By far the largest share, 46.2 percent, went to religious institutions and activities. Six other categories accounted for the rest: human services (10.1 percent); education (9.4 percent); health and hospitals (9.1 percent); arts, culture, and the humanities (6.5 percent); public benefit and social activist causes (2.9 percent); and all other uses (15.8 percent).
Four of every five dollars contributed came from individuals, with the rest coming from foundations, corporations, and bequests.
From several perspectives, it's an encouraging report.
First, it suggests that a nation sometimes accused of excessive selfishness and greed gives away $400 for every man, woman, and child.
Second, it suggests that, as the world watches the disintegration of communist ideologies and economies in China and the Warsaw Pact nations, it can take comfort in the fact that democracy, coupled with capitalism, continues to allow the accumulation of wealth and freedom of choice that make large-scale philanthropy possible.
But tucked into this year's report is a sober warning. Of the seven categories of giving, all but one showed an increase. That one was education, which took a 5 percent drop in real dollars.
The reason? Experts point to three causes: the impact of the Tax Reform Act of 1986, the plummet of the stock market in 1987, and a natural leveling-off of double-digit increases during previous high-inflation years. These factors aren't unique to educational giving, yet the other categories weren't hit quite the same way.
Why not? Nobody's saying for sure. But the answer may lie in public attitudes toward education. Does this downward blip flag a pending loss of confidence?
Other trends, unfortunately, bolster that argument. Look, for example, at demographics. In 1960, the 14-and-under age group outnumbered the 65-and-overs by more than 3 to 1. By 1990, the proportion will be less than 2 to 1 - an astonishing change to occur during a single generation. Attention may simply be shifting, then, from the young to the old - with funding, as usual, following attention.
It can be argued, of course, that a nation with fewer children needs to spend less on education. That might be so - if our schools were already crackerjack institutions, and if education for 21st-century jobs were not becoming more complex and demanding, and if the support of a growing elderly population were not destined to depend on the high productivity and earning power of a small but well-educated work force.
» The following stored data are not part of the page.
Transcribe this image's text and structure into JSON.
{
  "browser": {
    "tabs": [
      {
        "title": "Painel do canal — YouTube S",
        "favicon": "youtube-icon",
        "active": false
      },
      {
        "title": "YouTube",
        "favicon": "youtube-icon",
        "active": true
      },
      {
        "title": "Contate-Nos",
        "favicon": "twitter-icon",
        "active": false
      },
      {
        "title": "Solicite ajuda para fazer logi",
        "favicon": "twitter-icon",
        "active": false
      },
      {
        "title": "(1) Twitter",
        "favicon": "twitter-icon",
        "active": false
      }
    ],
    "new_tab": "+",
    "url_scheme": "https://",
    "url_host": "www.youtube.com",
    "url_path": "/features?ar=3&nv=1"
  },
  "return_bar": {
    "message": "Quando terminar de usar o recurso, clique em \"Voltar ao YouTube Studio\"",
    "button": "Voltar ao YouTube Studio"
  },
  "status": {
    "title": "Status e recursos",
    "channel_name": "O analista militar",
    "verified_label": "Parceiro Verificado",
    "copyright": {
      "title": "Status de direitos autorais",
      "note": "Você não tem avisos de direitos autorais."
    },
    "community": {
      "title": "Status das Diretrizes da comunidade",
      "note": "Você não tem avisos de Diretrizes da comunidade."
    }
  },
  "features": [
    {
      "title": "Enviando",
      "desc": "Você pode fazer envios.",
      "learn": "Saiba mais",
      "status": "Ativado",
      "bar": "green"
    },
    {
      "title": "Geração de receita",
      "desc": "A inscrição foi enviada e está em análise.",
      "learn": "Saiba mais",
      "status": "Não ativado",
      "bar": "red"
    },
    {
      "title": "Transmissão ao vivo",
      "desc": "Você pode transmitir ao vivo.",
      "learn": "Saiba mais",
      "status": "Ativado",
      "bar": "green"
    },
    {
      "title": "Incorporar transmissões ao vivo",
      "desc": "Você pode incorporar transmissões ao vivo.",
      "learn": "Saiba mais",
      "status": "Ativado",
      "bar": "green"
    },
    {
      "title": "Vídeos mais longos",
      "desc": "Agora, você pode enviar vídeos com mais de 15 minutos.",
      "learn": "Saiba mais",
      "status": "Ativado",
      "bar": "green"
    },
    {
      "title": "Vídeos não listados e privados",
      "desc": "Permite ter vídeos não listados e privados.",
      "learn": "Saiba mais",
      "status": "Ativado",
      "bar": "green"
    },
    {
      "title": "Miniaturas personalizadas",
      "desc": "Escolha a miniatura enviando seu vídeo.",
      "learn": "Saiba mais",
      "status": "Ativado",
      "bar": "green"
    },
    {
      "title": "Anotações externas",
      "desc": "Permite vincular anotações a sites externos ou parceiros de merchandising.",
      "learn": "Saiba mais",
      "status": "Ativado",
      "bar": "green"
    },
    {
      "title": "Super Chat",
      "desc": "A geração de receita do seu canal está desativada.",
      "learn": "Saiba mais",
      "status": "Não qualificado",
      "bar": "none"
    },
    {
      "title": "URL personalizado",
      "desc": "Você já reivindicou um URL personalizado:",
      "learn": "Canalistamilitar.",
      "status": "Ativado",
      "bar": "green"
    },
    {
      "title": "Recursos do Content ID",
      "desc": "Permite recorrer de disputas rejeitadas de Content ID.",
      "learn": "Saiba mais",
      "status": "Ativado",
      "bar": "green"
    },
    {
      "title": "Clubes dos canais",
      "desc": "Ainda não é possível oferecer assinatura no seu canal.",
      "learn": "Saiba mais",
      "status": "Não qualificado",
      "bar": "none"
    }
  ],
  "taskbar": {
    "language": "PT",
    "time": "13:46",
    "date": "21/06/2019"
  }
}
But none of these conditions prevails. The issue can be reduced to starkly simple terms: Spending on education is an investment, while spending on the elderly is consumption.
The message emerging from this year's philanthropy figures may be that here, as in other areas of American life, the desire to consume is outstripping the desire to invest. Some consumption is essential: No one would argue for depriving the elderly of adequate support. But will that support be there if the nation doesn't invest in education? Is the nation already beginning to disinvest? Is that what it really wants to do?